American Origami (20013-2019)


American Origami is the result of six years of photographic research, and results in a statement of over 700 photographs which closely examines the epidemic of mass shootings in American schools. The project includes first person interviews, forensic documents, and press materials, as well as original photographs and texts. The varied elements repeat and fold into each other, illuminating relationships between myth-making, atonement, and collective healing. The book is bound in a unique way, creating a parallel world of the past and the present, showing the silenced landscape interwoven with the personal artifacts created by those left behind. The monograph has been co-published by Fw:Books and Light Work and received the 2019 Light Work Photo Book Award.
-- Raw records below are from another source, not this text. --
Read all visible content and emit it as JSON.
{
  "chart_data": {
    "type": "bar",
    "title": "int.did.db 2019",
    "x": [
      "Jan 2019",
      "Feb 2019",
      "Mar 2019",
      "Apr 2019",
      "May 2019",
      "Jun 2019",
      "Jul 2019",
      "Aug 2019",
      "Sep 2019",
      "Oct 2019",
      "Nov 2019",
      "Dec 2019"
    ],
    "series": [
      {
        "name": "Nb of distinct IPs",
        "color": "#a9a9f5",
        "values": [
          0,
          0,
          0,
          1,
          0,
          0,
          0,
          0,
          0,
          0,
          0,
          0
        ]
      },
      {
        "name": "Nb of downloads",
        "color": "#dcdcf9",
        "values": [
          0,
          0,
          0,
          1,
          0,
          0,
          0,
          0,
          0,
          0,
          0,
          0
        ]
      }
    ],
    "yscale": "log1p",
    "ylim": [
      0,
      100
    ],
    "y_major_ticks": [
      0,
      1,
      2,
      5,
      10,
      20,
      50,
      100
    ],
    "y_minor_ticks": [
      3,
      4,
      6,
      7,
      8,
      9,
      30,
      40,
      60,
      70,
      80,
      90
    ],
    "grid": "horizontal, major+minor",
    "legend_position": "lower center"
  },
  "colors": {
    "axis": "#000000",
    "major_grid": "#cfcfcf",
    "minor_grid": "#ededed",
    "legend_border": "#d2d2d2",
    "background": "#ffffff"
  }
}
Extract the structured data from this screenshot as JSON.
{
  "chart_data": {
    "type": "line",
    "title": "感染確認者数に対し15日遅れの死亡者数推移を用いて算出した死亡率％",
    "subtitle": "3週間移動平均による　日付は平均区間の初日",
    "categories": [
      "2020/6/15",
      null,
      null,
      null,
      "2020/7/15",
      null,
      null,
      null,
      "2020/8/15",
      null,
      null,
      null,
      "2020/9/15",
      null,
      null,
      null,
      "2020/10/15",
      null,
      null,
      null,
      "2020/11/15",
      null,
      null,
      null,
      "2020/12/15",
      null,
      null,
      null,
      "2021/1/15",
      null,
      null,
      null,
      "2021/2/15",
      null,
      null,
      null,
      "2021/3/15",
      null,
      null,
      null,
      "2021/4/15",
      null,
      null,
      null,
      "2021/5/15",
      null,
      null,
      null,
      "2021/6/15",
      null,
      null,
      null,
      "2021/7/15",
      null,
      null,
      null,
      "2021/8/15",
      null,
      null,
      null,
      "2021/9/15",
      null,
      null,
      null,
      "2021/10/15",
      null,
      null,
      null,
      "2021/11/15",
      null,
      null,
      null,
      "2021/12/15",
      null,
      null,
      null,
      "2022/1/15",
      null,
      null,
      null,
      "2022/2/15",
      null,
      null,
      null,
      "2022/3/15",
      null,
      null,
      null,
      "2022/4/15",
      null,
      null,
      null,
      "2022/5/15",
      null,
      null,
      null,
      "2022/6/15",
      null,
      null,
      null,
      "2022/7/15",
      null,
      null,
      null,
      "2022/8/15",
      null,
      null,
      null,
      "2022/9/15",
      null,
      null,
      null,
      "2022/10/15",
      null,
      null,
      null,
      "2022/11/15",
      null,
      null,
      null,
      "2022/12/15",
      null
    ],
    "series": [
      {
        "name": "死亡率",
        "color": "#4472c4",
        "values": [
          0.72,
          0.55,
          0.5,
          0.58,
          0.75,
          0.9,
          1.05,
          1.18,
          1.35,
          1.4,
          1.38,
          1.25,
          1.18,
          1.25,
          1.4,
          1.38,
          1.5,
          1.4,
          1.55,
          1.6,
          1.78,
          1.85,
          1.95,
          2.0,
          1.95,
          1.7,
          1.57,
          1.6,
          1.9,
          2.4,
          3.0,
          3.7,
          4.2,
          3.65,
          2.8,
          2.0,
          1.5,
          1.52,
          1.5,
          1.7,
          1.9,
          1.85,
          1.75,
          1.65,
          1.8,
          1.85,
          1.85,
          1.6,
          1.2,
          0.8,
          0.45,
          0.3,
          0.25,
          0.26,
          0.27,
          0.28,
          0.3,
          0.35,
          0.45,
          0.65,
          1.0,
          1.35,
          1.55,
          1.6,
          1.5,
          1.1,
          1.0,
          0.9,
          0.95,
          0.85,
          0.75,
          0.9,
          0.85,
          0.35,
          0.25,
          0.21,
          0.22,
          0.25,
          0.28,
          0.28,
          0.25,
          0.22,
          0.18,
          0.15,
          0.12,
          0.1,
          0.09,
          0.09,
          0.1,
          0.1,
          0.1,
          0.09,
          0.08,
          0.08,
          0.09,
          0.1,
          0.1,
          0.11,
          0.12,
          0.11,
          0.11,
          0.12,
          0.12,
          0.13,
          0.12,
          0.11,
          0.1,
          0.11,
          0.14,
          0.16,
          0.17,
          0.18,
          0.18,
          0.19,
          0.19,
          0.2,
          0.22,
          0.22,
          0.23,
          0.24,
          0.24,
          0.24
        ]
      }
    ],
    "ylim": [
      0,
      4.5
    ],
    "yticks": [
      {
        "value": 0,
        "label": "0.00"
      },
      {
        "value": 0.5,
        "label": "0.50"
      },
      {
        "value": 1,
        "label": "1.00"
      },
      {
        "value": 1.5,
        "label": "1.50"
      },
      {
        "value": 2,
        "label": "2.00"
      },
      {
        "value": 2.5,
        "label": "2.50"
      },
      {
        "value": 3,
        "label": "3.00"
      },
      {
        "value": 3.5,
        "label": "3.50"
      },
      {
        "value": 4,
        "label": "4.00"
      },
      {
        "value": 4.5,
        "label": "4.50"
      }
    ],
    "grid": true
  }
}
At the end of it all, the police worked their way through the door and scanned the room with their guns. I think I remember one of them saying something along the lines of, “If you can get up, get up.” There might have been one girl who was able to get up despite her wounds. I can’t be sure, but in my memory, I stood up, looked around, and I was standing alone.
It’s incredibly difficult to be a part of something like this and be on this periphery. Why did I not get shot along with everyone else? Why was I the only one spared in that classroom? A lot of people’s reactions were: “Oh, you must feel so fortunate not to have been shot.” But it hasn’t been any easier for me. I think it’s a mistake to think that, and I think Virginia Tech made this mistake, perhaps, assuming that it would be easier for me because I didn’t get a bullet. I mean, that’s what I ended up thinking myself. And that’s how these years of self-punishment and guilt started. I got spared, you know? I didn’t feel like I deserved to not get shot.

- Excerpt from interview with Clay Violand, Virginia Tech shooting survivor.